Migrating from Dotbot to ConfigSync
Dotbot bootstraps your dotfiles once. ConfigSync keeps them synced forever. Here's how to make the switch.
How Dotbot Works
Dotbot is a lightweight dotfile bootstrapper that lives as a git submodule inside your dotfiles repo. You define your setup in an install.conf.yaml file with three types of directives: symlink creation, shell commands, and directory cleanup.
- defaults:
link:
relink: true
create: true
- link:
~/.zshrc: zsh/zshrc
~/.gitconfig: git/gitconfig
~/.config/nvim: nvim
~/.ssh/config: ssh/config
- shell:
- [brew bundle --file=Brewfile, Installing Homebrew packages]
- [npm install -g typescript, Installing global npm packages]
- clean: ['~']
Clone the repo, run ./install, and your machine is set up. It is simple, it is reliable, and it has served the dotfile community well for years.
Why Switch from Dotbot
Dotbot solves the bootstrap problem — getting a new machine from zero to configured. But it stops there. Once your machine is set up, Dotbot has nothing more to offer.
- No ongoing sync — change a config on your laptop and your desktop does not know about it
- No encryption — your dotfiles repo contains everything in plaintext, including any secrets
- No package tracking — the shell commands in your YAML are static; they do not track what you install later
- Symlink maintenance — if you reorganize your repo, you need to update every path in the YAML
Mapping Dotbot Directives to ConfigSync
Every directive in your install.conf.yaml has a ConfigSync equivalent.
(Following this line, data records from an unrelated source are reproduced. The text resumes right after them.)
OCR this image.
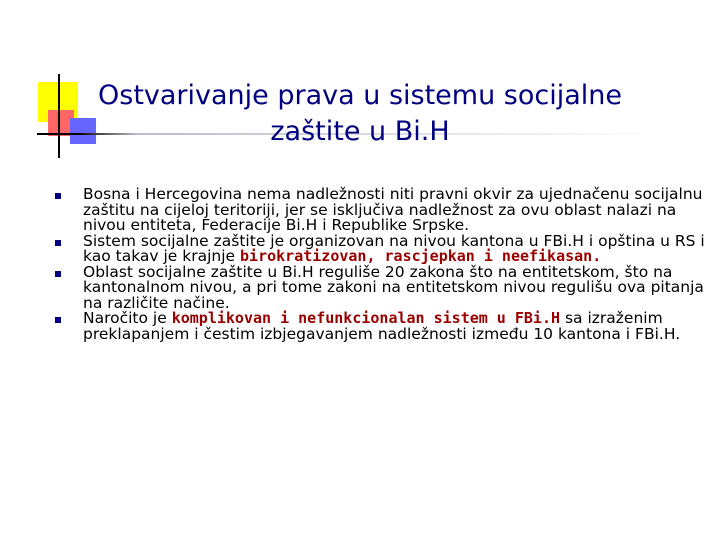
Ostvarivanje prava u sistemu socijalne
zaštite u Bi.H
Bosna i Hercegovina nema nadležnosti niti pravni okvir za ujednačenu socijalnu zaštitu na cijeloj teritoriji, jer se isključiva nadležnost za ovu oblast nalazi na nivou entiteta, Federacije Bi.H i Republike Srpske.
Sistem socijalne zaštite je organizovan na nivou kantona u FBi.H i opština u RS i kao takav je krajnje birokratizovan, rascjepkan i neefikasan.
Oblast socijalne zaštite u Bi.H reguliše 20 zakona što na entitetskom, što na kantonalnom nivou, a pri tome zakoni na entitetskom nivou regulišu ova pitanja na različite načine.
Naročito je komplikovan i nefunkcionalan sistem u FBi.H sa izraženim preklapanjem i čestim izbjegavanjem nadležnosti između 10 kantona i FBi.H.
Here is how they map:
| Dotbot Directive | ConfigSync Equivalent | Notes |
|---|---|---|
| link: ~/.zshrc: zsh/zshrc | configsync add module zsh | Module captures all zsh files automatically |
| link: ~/.gitconfig: git/gitconfig | configsync add module git | Module captures gitconfig and global gitignore |
| link: ~/.ssh/config: ssh/config | configsync add module ssh | SSH module encrypts private keys |
| link: ~/.config/custom: custom | configsync add config ~/.config/custom | For files without a module |
| shell: brew bundle | configsync scan | Auto-detects and captures package lists |
| clean: [~] | Not needed | ConfigSync copies files, not symlinks |
Step-by-Step Migration
1. Read your install.conf.yaml
Open your Dotbot config and make a list of every link: entry. These are the files ConfigSync needs to capture. Group them into files that map to modules (ssh, git, zsh, neovim, vscode) and files that need to be added individually.
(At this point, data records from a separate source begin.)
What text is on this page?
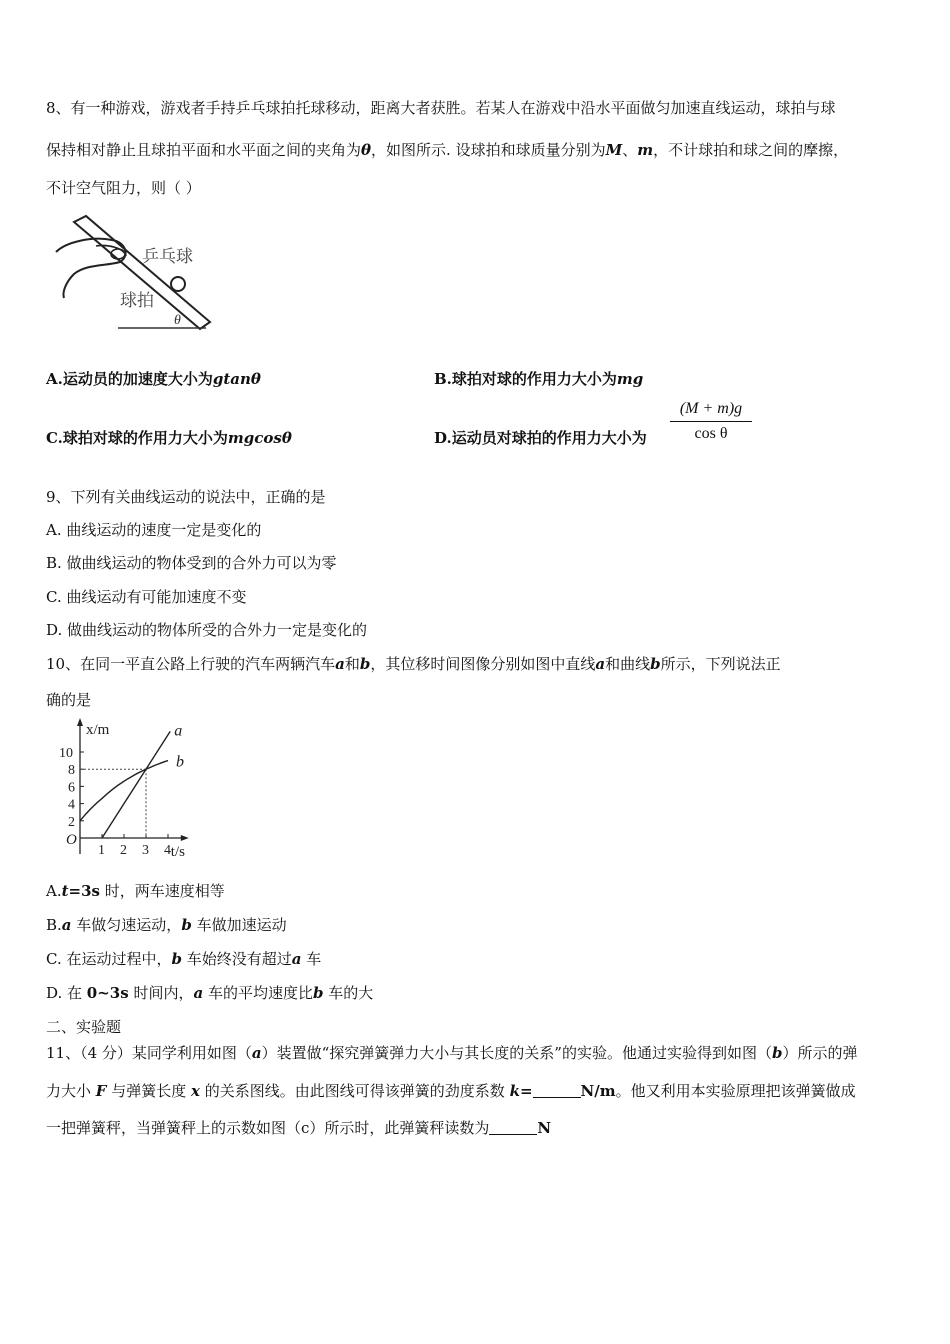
8、有一种游戏，游戏者手持乒乓球拍托球移动，距离大者获胜。若某人在游戏中沿水平面做匀加速直线运动，球拍与球
保持相对静止且球拍平面和水平面之间的夹角为θ，如图所示. 设球拍和球质量分别为M、m，不计球拍和球之间的摩擦，
不计空气阻力，则（ ）
乒乓球
球拍
θ
A.运动员的加速度大小为gtanθ	B.球拍对球的作用力大小为mg
C.球拍对球的作用力大小为mgcosθ	D.运动员对球拍的作用力大小为 $\frac{(M + m)g}{\text{cos θ}}$
9、下列有关曲线运动的说法中，正确的是
A. 曲线运动的速度一定是变化的
B. 做曲线运动的物体受到的合外力可以为零
C. 曲线运动有可能加速度不变
D. 做曲线运动的物体所受的合外力一定是变化的
10、在同一平直公路上行驶的汽车两辆汽车a和b，其位移时间图像分别如图中直线a和曲线b所示，下列说法正
确的是
1 2 3 4
2
4
6
8
10
O
t/s
x/m	a
b
A.t=3s 时，两车速度相等
B.a 车做匀速运动，b 车做加速运动
C. 在运动过程中，b 车始终没有超过a 车
D. 在 0~3s 时间内，a 车的平均速度比b 车的大
二、实验题
11、（4 分）某同学利用如图（a）装置做“探究弹簧弹力大小与其长度的关系”的实验。他通过实验得到如图（b）所示的弹
力大小 F 与弹簧长度 x 的关系图线。由此图线可得该弹簧的劲度系数 k=	N/m。他又利用本实验原理把该弹簧做成
一把弹簧秤，当弹簧秤上的示数如图（c）所示时，此弹簧秤读数为	N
2. Add modules for standard tools
configsync add module ssh
configsync add module git
configsync add module zsh
configsync add module neovim
configsync add module vscode
Modules are smarter than symlink entries — they know which files belong to each tool and handle platform differences automatically.
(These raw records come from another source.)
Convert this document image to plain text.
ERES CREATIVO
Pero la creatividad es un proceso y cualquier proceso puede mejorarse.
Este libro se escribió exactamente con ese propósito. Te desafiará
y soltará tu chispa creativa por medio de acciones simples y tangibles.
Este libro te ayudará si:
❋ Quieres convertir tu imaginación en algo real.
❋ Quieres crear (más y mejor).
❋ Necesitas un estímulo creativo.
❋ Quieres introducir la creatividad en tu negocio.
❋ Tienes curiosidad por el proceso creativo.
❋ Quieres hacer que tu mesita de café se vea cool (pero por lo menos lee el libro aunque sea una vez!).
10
3. Add remaining config files individually
For any link: entries that do not correspond to a module:
configsync add config ~/.config/starship.toml
configsync add config ~/.config/alacritty/alacritty.yml
configsync add config ~/.tmux.conf
4. Convert shell commands to hooks or bootstrap scripts
Dotbot's shell: directives run commands during bootstrap. In ConfigSync, you have two options:
#!/bin/bash
# One-time setup commands (replaces Dotbot shell directives)
brew bundle --file=~/.configsync/Brewfile
npm install -g typescript eslint
Alternatively, use post-pull hooks for commands that should run every time you pull on a new machine.
5. Remove Dotbot from your dotfiles repo
# Remove the git submodule
git submodule deinit dotbot
git rm dotbot
rm -rf .git/modules/dotbot
# Remove the config
rm install.conf.yaml install
6. Push your configuration
configsync push
Everything is now encrypted and synced to the cloud. On a new machine, configsync pull replaces the old git clone && ./install workflow.
What You Gain
After migrating, your dotfile management goes from "run a script once" to "always in sync":
- Continuous sync — changes propagate across machines automatically with watch mode
- Encrypted secrets — SSH keys and API tokens are AES-256-GCM encrypted, not sitting in a git repo
- Package tracking — ConfigSync captures your installed packages dynamically, not as a static shell command
- No symlink management — ConfigSync copies files directly, so there are no broken symlinks to debug
- Snapshot rollback — made a bad config change? Roll back to any previous snapshot
Dotbot got your dotfiles off the ground. ConfigSync takes them to the next level.